Calcutta: The Gateway Hotel, a mid-segment hospitality address on the EM Bypass built around the Taj brand but mired in financial problems from the start, on Friday got a new owner who intends to expand and reposition it as a premium property.
A bankruptcy court in Calcutta has approved the resolution to turn around the hotel that had sunk into a bog of unpaid debt, limiting its ability to operate at full strength despite the strength of a name counted among the world's best in the hospitality business.
The Taj Group had been running the 80-room hotel under a management contract with the city-based Jalan Intercontinental Hotels Pvt Ltd, which built and continued to own the property. Based on the National Company Law Tribunal's order, the new owner of the property is the Calcutta-based Ozone Group that has its origins in realty.
A director of Shi Ram Residency Pvt Ltd, the Ozone Group company that received the court's nod to take over The Gateway Hotel, said it would pay Rs 111.11 crore to the creditors of Jalan Intercontinental. "We will further invest Rs 30 crore in the property to expand the number of rooms. Eighty rooms are operational. Another 120 rooms have been built, but we have to do the interiors."

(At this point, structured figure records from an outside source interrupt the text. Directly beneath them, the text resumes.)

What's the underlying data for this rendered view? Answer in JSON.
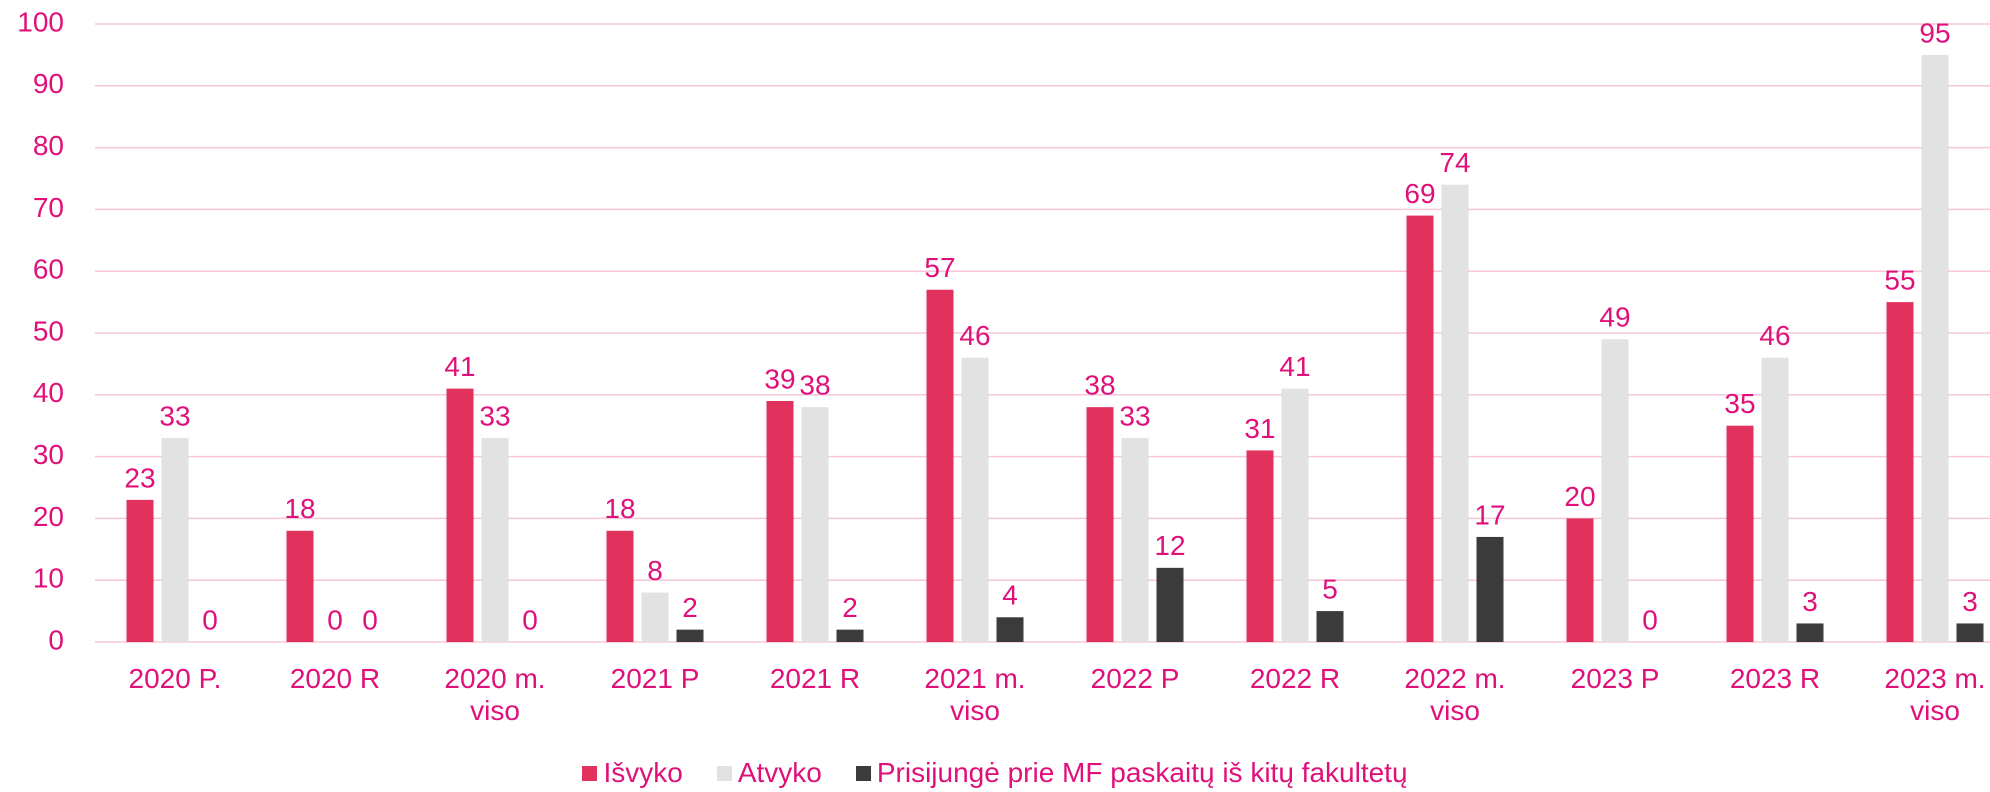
{
  "chart_data": {
    "type": "bar",
    "categories": [
      "2020 P.",
      "2020 R",
      "2020 m. viso",
      "2021 P",
      "2021 R",
      "2021 m. viso",
      "2022 P",
      "2022 R",
      "2022 m. viso",
      "2023 P",
      "2023 R",
      "2023 m. viso"
    ],
    "series": [
      {
        "name": "Išvyko",
        "color": "#e0325d",
        "values": [
          23,
          18,
          41,
          18,
          39,
          57,
          38,
          31,
          69,
          20,
          35,
          55
        ]
      },
      {
        "name": "Atvyko",
        "color": "#e2e2e2",
        "values": [
          33,
          0,
          33,
          8,
          38,
          46,
          33,
          41,
          74,
          49,
          46,
          95
        ]
      },
      {
        "name": "Prisijungė prie MF paskaitų iš kitų fakultetų",
        "color": "#3b3b3b",
        "values": [
          0,
          0,
          0,
          2,
          2,
          4,
          12,
          5,
          17,
          0,
          3,
          3
        ]
      }
    ],
    "ylim": [
      0,
      100
    ],
    "yticks": [
      0,
      10,
      20,
      30,
      40,
      50,
      60,
      70,
      80,
      90,
      100
    ],
    "grid": true,
    "grid_color": "#f7c6da",
    "legend": "bottom"
  }
}
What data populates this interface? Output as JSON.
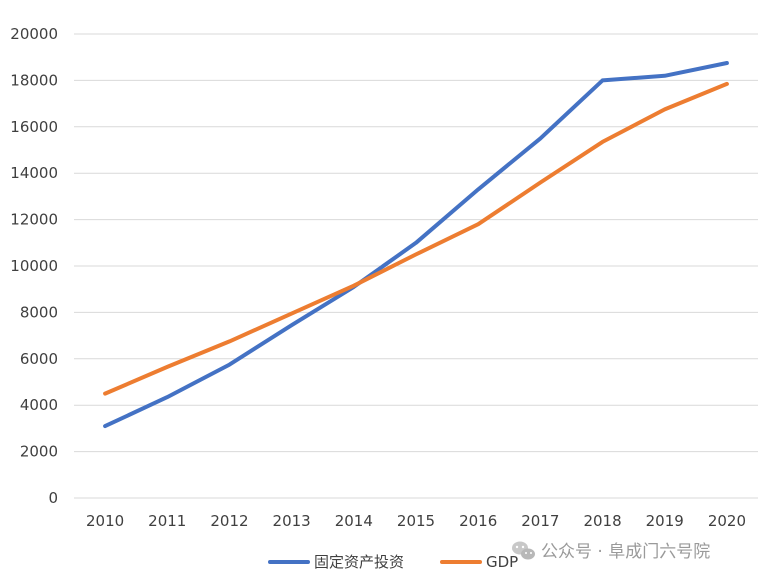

The buzz is that the hotel could be repositioned as Taj Vivanta, a more upmarket product. Indian Hotels did not offer comment when contacted by Metro.
A source in the Ozone Group said the company would keep its "options open" to look beyond Indian Hotels, if the situation demands it. "We may look at Marriott as well," the source said.
The RDB Group had shown interest in taking over The Gateway Hotel. But the committee of creditors of Jalan Intercontinental, which owed nearly Rs 167 crore to financial institutions such as Edelweiss Asset Reconstruction Co Ltd, voted in favour of Ozone with a 99.67 per cent majority.
Insolvency proceedings against the company started in August 2017.